In Anbetracht dieser Rechtsprechung führt das Vorbringen des Beschwerdeführers zum Erfolg. Die belangte Behörde geht auf das Berufungsvorbringen zum Haushaltseinkommen nicht ein, sondern verweist auf die Tatsache, dass die Mutter des Beschwerdeführers, die mit ihm im gemeinsamen Haushalt wohnt, Eigentümerin eines Gebäudes ist. Wie der Verwaltungsgerichtshof in der genannten Judikatur bereits ausgeführt hat, hängt die Gewährung von Wohnbeihilfe aber nicht davon ab, ob Eigentum an einer anderen Wohnung vorhanden ist, sondern ob (trotzdem) ein dringendes Wohnbedürfnis an der zu fördernden Wohnung besteht. Die belangte Behörde hat nicht festgestellt, ob das dringende Wohnbedürfnis des Beschwerdeführers in dem im Eigentum der Mutter stehenden Haus befriedigt werden kann.

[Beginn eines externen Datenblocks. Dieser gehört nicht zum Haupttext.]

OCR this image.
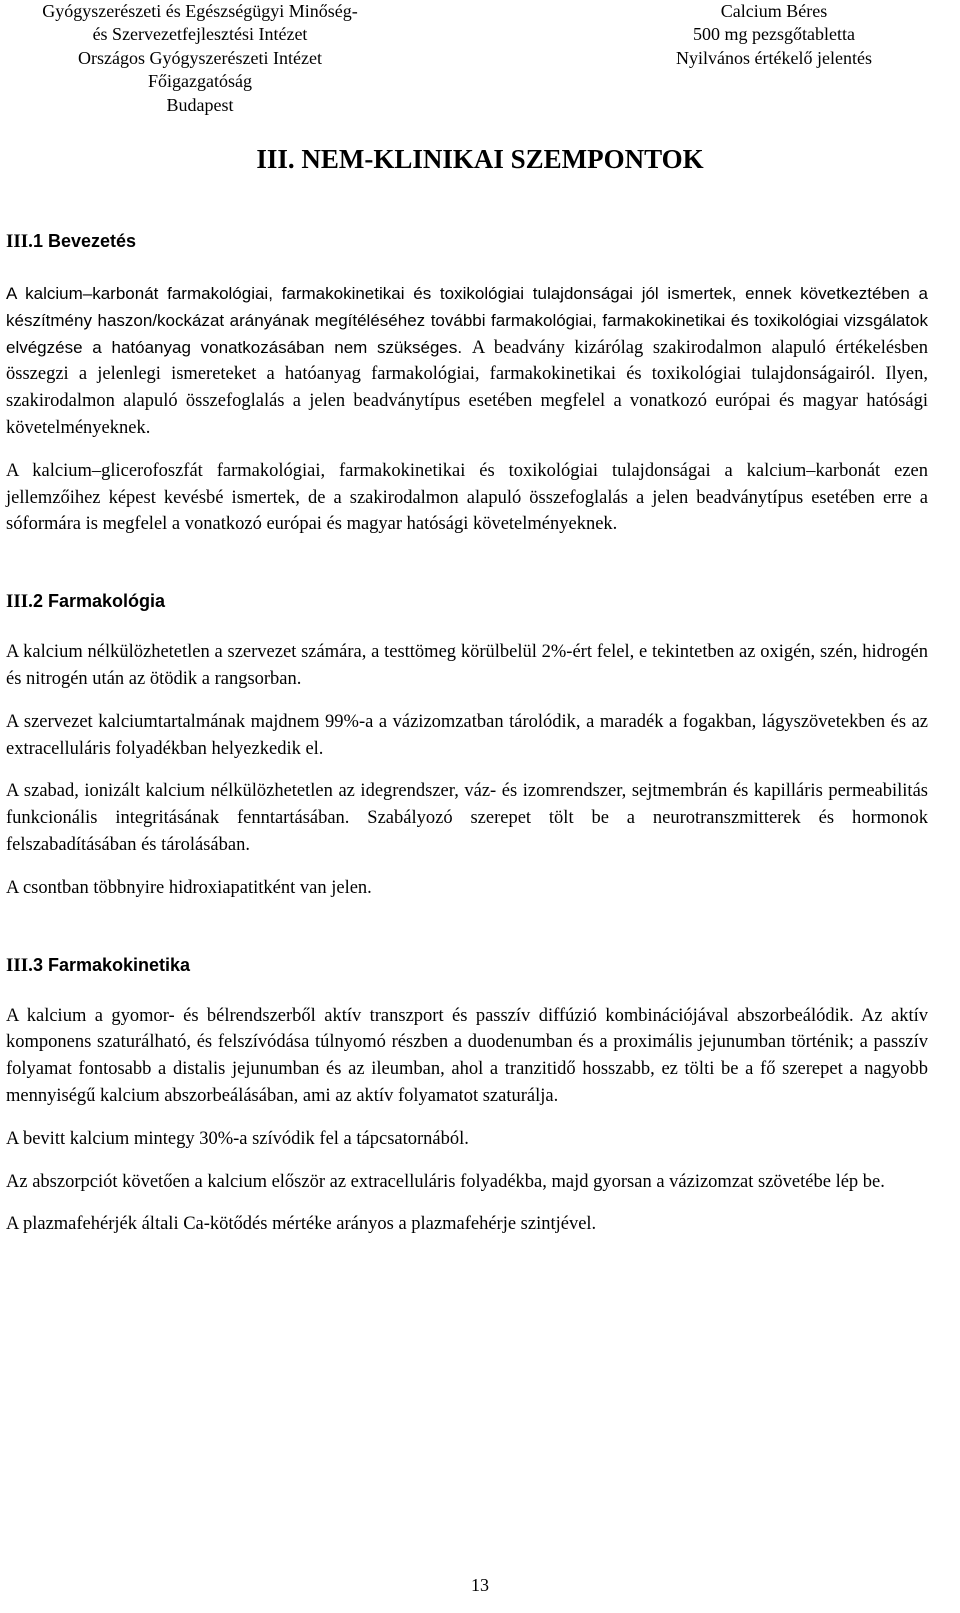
Gyógyszerészeti és Egészségügyi Minőség-
és Szervezetfejlesztési Intézet
Országos Gyógyszerészeti Intézet
Főigazgatóság
Budapest
Calcium Béres
500 mg pezsgőtabletta
Nyilvános értékelő jelentés
III. NEM-KLINIKAI SZEMPONTOK
III.1 Bevezetés

A kalcium–karbonát farmakológiai, farmakokinetikai és toxikológiai tulajdonságai jól ismertek, ennek következtében a készítmény haszon/kockázat arányának megítéléséhez további farmakológiai, farmakokinetikai és toxikológiai vizsgálatok elvégzése a hatóanyag vonatkozásában nem szükséges. A beadvány kizárólag szakirodalmon alapuló értékelésben összegzi a jelenlegi ismereteket a hatóanyag farmakológiai, farmakokinetikai és toxikológiai tulajdonságairól. Ilyen, szakirodalmon alapuló összefoglalás a jelen beadványtípus esetében megfelel a vonatkozó európai és magyar hatósági követelményeknek.

A kalcium–glicerofoszfát farmakológiai, farmakokinetikai és toxikológiai tulajdonságai a kalcium–karbonát ezen jellemzőihez képest kevésbé ismertek, de a szakirodalmon alapuló összefoglalás a jelen beadványtípus esetében erre a sóformára is megfelel a vonatkozó európai és magyar hatósági követelményeknek.

III.2 Farmakológia

A kalcium nélkülözhetetlen a szervezet számára, a testtömeg körülbelül 2%-ért felel, e tekintetben az oxigén, szén, hidrogén és nitrogén után az ötödik a rangsorban.

A szervezet kalciumtartalmának majdnem 99%-a a vázizomzatban tárolódik, a maradék a fogakban, lágyszövetekben és az extracelluláris folyadékban helyezkedik el.

A szabad, ionizált kalcium nélkülözhetetlen az idegrendszer, váz- és izomrendszer, sejtmembrán és kapilláris permeabilitás funkcionális integritásának fenntartásában. Szabályozó szerepet tölt be a neurotranszmitterek és hormonok felszabadításában és tárolásában.

A csontban többnyire hidroxiapatitként van jelen.

III.3 Farmakokinetika

A kalcium a gyomor- és bélrendszerből aktív transzport és passzív diffúzió kombinációjával abszorbeálódik. Az aktív komponens szaturálható, és felszívódása túlnyomó részben a duodenumban és a proximális jejunumban történik; a passzív folyamat fontosabb a distalis jejunumban és az ileumban, ahol a tranzitidő hosszabb, ez tölti be a fő szerepet a nagyobb mennyiségű kalcium abszorbeálásában, ami az aktív folyamatot szaturálja.

A bevitt kalcium mintegy 30%-a szívódik fel a tápcsatornából.

Az abszorpciót követően a kalcium először az extracelluláris folyadékba, majd gyorsan a vázizomzat szövetébe lép be.

A plazmafehérjék általi Ca-kötődés mértéke arányos a plazmafehérje szintjével.

13
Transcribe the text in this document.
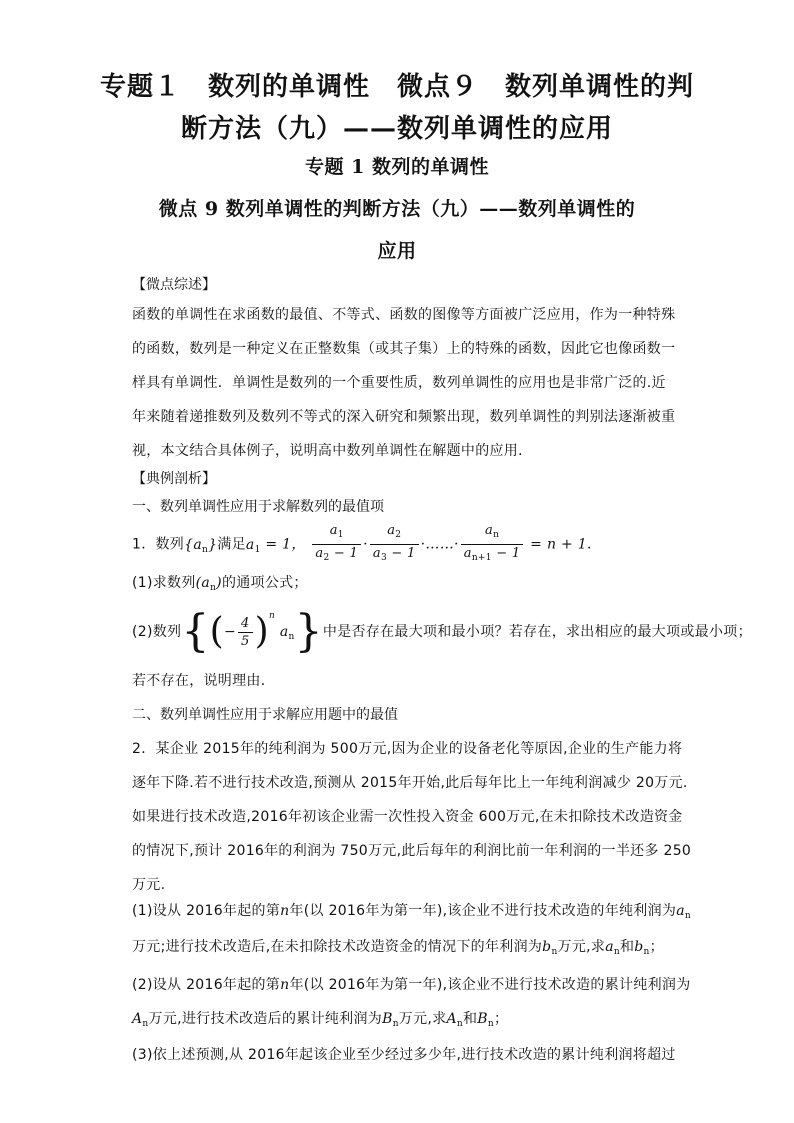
专题１　数列的单调性　微点９　数列单调性的判
断方法（九）——数列单调性的应用
专题 1 数列的单调性
微点 9 数列单调性的判断方法（九）——数列单调性的
应用
【微点综述】
函数的单调性在求函数的最值、不等式、函数的图像等方面被广泛应用，作为一种特殊
的函数，数列是一种定义在正整数集（或其子集）上的特殊的函数，因此它也像函数一
样具有单调性．单调性是数列的一个重要性质，数列单调性的应用也是非常广泛的.近
年来随着递推数列及数列不等式的深入研究和频繁出现，数列单调性的判别法逐渐被重
视，本文结合具体例子，说明高中数列单调性在解题中的应用．
【典例剖析】
一、数列单调性应用于求解数列的最值项
1．数列$\{a_n\}$满足$a_1 = 1$， $\frac{a_1}{a_2 - 1} \cdot \frac{a_2}{a_3 - 1}$ ·……· $\frac{a_n}{a_{n+1} - 1} = n + 1$．
(1)求数列$(a_n)$的通项公式；
(2)数列{(− $\frac{4}{5} )^n$ $a_n$}中是否存在最大项和最小项？若存在，求出相应的最大项或最小项；
若不存在，说明理由．
二、数列单调性应用于求解应用题中的最值
2．某企业 2015年的纯利润为 500万元,因为企业的设备老化等原因,企业的生产能力将
逐年下降.若不进行技术改造,预测从 2015年开始,此后每年比上一年纯利润减少 20万元.
如果进行技术改造,2016年初该企业需一次性投入资金 600万元,在未扣除技术改造资金
的情况下,预计 2016年的利润为 750万元,此后每年的利润比前一年利润的一半还多 250
万元.
(1)设从 2016年起的第n年(以 2016年为第一年),该企业不进行技术改造的年纯利润为$a_n$
万元;进行技术改造后,在未扣除技术改造资金的情况下的年利润为$b_n$万元,求$a_n$和$b_n$；
(2)设从 2016年起的第n年(以 2016年为第一年),该企业不进行技术改造的累计纯利润为
$A_n$万元,进行技术改造后的累计纯利润为$B_n$万元,求$A_n$和$B_n$；
(3)依上述预测,从 2016年起该企业至少经过多少年,进行技术改造的累计纯利润将超过
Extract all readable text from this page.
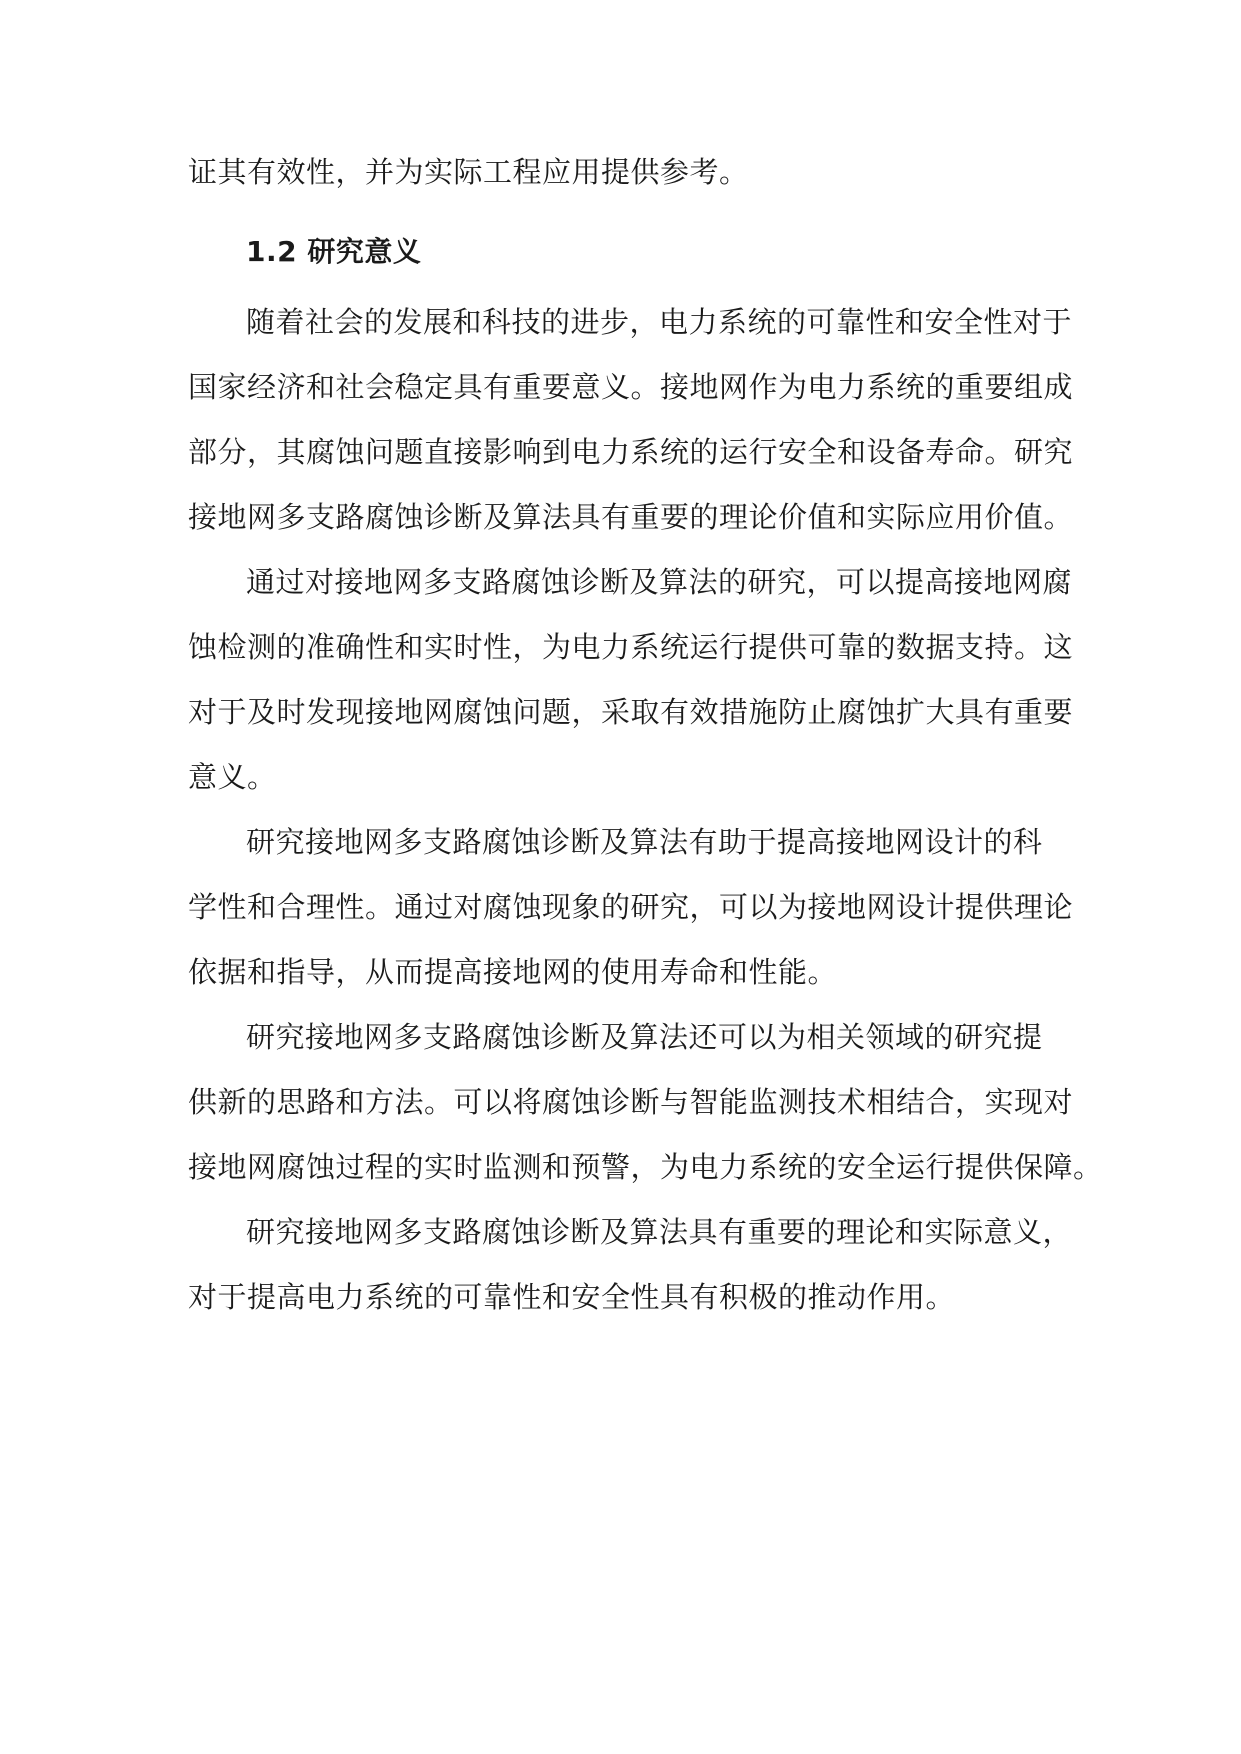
证其有效性，并为实际工程应用提供参考。
1.2 研究意义
随着社会的发展和科技的进步，电力系统的可靠性和安全性对于
国家经济和社会稳定具有重要意义。接地网作为电力系统的重要组成
部分，其腐蚀问题直接影响到电力系统的运行安全和设备寿命。研究
接地网多支路腐蚀诊断及算法具有重要的理论价值和实际应用价值。
通过对接地网多支路腐蚀诊断及算法的研究，可以提高接地网腐
蚀检测的准确性和实时性，为电力系统运行提供可靠的数据支持。这
对于及时发现接地网腐蚀问题，采取有效措施防止腐蚀扩大具有重要
意义。
研究接地网多支路腐蚀诊断及算法有助于提高接地网设计的科
学性和合理性。通过对腐蚀现象的研究，可以为接地网设计提供理论
依据和指导，从而提高接地网的使用寿命和性能。
研究接地网多支路腐蚀诊断及算法还可以为相关领域的研究提
供新的思路和方法。可以将腐蚀诊断与智能监测技术相结合，实现对
接地网腐蚀过程的实时监测和预警，为电力系统的安全运行提供保障。
研究接地网多支路腐蚀诊断及算法具有重要的理论和实际意义，
对于提高电力系统的可靠性和安全性具有积极的推动作用。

Eine solche Feststellung kann nicht mit dem Hinweis unterlassen werden, dass die Regelung der Wohnbeihilfe vom Landesgesetzgeber auf Grund des Kompetenztatbestandes "Armenwesen" gemäß Art. 12 Abs. 1 Z 1 iVm Art. 15 Abs. 6 B-VG getroffen werden kann.

Der angefochtene Bescheid war schon deshalb gemäß § 42 Abs. 2 Z 1 VwGG wegen inhaltlicher Rechtswidrigkeit aufzuheben, ohne dass auf das übrige Beschwerdevorbringen näher einzugehen gewesen wäre.

Die Entscheidung über den Aufwandersatz beruht (gemäß § 79 Abs. 11 letzter Satz VwGG sowie § 3 Z 1 der VwGH-Aufwandersatzverordnung 2014, BGBl. II Nr. 518/2013 idF BGBl. II Nr. 8/2014) auf den §§ 47 ff VwGG iVm § 1 der VwGH-Aufwandersatzverordnung 2008, BGBl. II Nr. 455.